When Restaurants Shut Down, Restaurant-Adjacent Businesses Also Suffer

There's been a lot written over the past few months about restaurants that have reorganized their business models to accommodate shelter-in-place rules or that have been forced by the shitty economy to close altogether. But a lot less has been said about restaurant-adjacent businesses that exist to make sure restaurants are pleasant, well-run establishments: the florists, the beer draught cleaners, the linen providers, the grease recyclers, the valet parkers, the accountants, the PR and marketing people, and on and on and on. The restaurant business is an economy unto itself. As The Counter's Anya Schultz notes, "Specialty accounting firms have one major advantage, which is that they have niche expertise. The disadvantage: If your niche industry crumbles, you're out of luck."

The Counter talked to a wide range of restaurant-adjacent business owners about how they've been faring since the shutdown. The answer is pretty much what you'd expect. Like restaurant owners, they've seen their revenues tumble to less than half of what they were a year ago, and they've been forced to lay off employees and go without salaries and are scrambling to stay afloat with PPP loans.

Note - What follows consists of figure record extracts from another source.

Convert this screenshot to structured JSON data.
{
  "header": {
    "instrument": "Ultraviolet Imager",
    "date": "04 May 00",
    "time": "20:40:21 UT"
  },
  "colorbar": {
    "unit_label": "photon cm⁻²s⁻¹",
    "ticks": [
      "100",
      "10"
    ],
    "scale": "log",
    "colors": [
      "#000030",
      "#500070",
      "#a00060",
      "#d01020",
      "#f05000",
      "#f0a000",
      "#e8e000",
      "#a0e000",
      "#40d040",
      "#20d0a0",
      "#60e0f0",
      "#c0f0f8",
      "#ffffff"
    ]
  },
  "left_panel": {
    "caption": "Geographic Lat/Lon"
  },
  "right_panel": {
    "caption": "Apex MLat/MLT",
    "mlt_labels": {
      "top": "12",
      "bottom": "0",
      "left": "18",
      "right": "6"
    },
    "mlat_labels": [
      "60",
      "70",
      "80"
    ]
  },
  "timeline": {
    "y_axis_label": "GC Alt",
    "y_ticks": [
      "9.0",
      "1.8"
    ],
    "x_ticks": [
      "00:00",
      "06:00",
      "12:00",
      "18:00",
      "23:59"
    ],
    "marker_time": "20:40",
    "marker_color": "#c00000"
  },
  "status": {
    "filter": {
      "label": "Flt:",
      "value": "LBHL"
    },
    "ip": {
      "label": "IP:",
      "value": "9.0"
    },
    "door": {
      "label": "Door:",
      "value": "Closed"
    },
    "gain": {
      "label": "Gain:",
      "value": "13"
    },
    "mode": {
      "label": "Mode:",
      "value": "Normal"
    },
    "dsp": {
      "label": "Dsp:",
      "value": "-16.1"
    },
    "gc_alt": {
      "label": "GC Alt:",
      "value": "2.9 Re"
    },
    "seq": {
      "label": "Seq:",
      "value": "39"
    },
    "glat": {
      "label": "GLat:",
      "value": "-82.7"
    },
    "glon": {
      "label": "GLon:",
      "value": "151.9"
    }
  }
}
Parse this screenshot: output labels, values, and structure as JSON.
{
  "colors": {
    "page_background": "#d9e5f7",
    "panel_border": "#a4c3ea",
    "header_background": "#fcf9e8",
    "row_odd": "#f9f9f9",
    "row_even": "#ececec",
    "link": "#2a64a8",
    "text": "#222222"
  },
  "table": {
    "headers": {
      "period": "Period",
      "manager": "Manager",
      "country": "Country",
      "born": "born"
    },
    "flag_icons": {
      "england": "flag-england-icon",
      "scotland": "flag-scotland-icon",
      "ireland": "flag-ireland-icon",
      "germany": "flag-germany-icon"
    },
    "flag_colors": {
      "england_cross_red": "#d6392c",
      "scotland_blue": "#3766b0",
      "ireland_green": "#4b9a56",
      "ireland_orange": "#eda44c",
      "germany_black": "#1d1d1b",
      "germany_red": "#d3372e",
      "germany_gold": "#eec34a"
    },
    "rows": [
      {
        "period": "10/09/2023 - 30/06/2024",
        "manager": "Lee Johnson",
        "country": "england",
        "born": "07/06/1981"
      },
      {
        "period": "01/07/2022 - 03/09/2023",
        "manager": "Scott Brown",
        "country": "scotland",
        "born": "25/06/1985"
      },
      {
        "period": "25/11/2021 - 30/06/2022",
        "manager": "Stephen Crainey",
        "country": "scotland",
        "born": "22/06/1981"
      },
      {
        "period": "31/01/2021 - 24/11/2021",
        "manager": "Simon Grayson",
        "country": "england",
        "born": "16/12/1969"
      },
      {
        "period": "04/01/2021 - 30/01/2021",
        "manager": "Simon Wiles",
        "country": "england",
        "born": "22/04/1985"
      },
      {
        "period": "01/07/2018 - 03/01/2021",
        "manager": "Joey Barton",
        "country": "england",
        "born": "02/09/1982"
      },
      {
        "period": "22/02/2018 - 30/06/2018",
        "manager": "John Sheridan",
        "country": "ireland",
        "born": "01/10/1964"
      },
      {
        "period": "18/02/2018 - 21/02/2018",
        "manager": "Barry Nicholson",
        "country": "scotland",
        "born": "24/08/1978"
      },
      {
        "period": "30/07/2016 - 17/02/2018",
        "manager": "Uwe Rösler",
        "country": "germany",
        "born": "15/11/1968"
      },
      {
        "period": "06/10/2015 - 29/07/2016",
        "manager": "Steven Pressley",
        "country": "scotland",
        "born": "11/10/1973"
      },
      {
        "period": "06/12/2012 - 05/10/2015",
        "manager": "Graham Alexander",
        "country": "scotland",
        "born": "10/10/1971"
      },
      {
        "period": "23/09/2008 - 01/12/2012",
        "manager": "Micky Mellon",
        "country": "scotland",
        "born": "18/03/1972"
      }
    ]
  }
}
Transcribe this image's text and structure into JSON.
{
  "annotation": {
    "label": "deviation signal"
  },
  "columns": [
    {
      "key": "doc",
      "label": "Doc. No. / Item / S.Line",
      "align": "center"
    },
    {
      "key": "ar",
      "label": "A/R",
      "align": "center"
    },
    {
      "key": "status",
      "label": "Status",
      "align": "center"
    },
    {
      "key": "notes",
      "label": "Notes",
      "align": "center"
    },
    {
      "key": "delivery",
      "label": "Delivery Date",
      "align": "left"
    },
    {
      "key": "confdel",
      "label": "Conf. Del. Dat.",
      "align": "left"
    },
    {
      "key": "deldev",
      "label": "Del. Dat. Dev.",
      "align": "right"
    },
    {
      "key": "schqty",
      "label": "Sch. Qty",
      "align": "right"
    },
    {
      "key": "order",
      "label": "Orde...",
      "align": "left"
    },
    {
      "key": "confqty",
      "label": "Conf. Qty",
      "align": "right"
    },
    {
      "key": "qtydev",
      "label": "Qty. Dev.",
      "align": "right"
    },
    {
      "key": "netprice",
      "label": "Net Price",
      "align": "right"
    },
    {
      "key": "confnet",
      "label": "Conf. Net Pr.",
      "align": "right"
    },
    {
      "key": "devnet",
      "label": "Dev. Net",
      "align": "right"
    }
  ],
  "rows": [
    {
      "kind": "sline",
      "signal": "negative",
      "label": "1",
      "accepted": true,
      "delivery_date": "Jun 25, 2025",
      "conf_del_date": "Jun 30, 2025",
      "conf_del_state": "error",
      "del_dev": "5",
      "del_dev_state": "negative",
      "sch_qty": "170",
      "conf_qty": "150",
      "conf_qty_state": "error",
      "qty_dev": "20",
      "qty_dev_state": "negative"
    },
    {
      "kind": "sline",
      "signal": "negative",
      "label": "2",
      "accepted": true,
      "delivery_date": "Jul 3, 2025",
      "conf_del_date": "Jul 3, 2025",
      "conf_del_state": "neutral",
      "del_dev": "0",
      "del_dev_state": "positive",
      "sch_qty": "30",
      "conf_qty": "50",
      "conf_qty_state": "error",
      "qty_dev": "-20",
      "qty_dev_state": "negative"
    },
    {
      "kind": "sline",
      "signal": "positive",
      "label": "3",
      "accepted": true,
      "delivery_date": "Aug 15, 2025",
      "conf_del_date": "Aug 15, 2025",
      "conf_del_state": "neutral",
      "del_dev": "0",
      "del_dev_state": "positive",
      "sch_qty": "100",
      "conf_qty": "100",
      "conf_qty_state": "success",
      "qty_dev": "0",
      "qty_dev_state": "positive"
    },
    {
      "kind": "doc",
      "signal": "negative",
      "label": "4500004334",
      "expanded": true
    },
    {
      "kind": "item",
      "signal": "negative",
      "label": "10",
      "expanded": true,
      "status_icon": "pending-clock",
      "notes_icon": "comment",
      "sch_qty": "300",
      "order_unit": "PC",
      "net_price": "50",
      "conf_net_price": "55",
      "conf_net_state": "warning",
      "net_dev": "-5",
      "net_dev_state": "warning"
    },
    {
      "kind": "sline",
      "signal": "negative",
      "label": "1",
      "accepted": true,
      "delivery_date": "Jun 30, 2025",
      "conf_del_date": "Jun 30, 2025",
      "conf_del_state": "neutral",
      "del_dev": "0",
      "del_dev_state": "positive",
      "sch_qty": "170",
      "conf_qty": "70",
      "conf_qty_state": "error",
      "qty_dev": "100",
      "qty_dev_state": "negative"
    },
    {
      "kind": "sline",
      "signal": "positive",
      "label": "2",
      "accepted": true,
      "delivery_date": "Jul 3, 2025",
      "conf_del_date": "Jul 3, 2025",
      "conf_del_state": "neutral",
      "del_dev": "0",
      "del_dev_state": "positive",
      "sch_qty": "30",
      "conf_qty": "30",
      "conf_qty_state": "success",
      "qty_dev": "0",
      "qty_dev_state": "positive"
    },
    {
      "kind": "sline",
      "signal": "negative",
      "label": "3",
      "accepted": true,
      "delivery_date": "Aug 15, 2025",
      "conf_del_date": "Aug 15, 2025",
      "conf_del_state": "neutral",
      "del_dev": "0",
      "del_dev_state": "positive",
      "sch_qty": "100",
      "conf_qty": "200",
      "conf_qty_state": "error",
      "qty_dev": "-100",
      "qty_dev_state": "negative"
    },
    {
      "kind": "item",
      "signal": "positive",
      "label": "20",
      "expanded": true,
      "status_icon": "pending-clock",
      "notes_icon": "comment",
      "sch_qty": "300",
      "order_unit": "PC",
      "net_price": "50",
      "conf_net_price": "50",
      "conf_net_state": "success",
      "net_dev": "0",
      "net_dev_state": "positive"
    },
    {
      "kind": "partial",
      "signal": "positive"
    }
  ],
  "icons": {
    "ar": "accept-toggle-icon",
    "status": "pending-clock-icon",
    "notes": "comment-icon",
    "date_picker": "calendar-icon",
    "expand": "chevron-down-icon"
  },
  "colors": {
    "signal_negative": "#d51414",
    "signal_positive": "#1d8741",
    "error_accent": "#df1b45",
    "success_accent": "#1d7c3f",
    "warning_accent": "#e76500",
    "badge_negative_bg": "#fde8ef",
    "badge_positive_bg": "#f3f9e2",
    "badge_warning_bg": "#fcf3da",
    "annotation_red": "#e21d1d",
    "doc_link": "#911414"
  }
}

The most fascinating part of this article, though, is its exploration of these restaurant-adjacent businesses and how they function. Although I've seen vans from My Beer Guy, a Chicago-based beer draught cleaning businesses featured in the story, I admit it never really occurred to me what a beer draught cleaner does. Now I know. And now we all have many more reasons to hope the restaurant business recovers soon.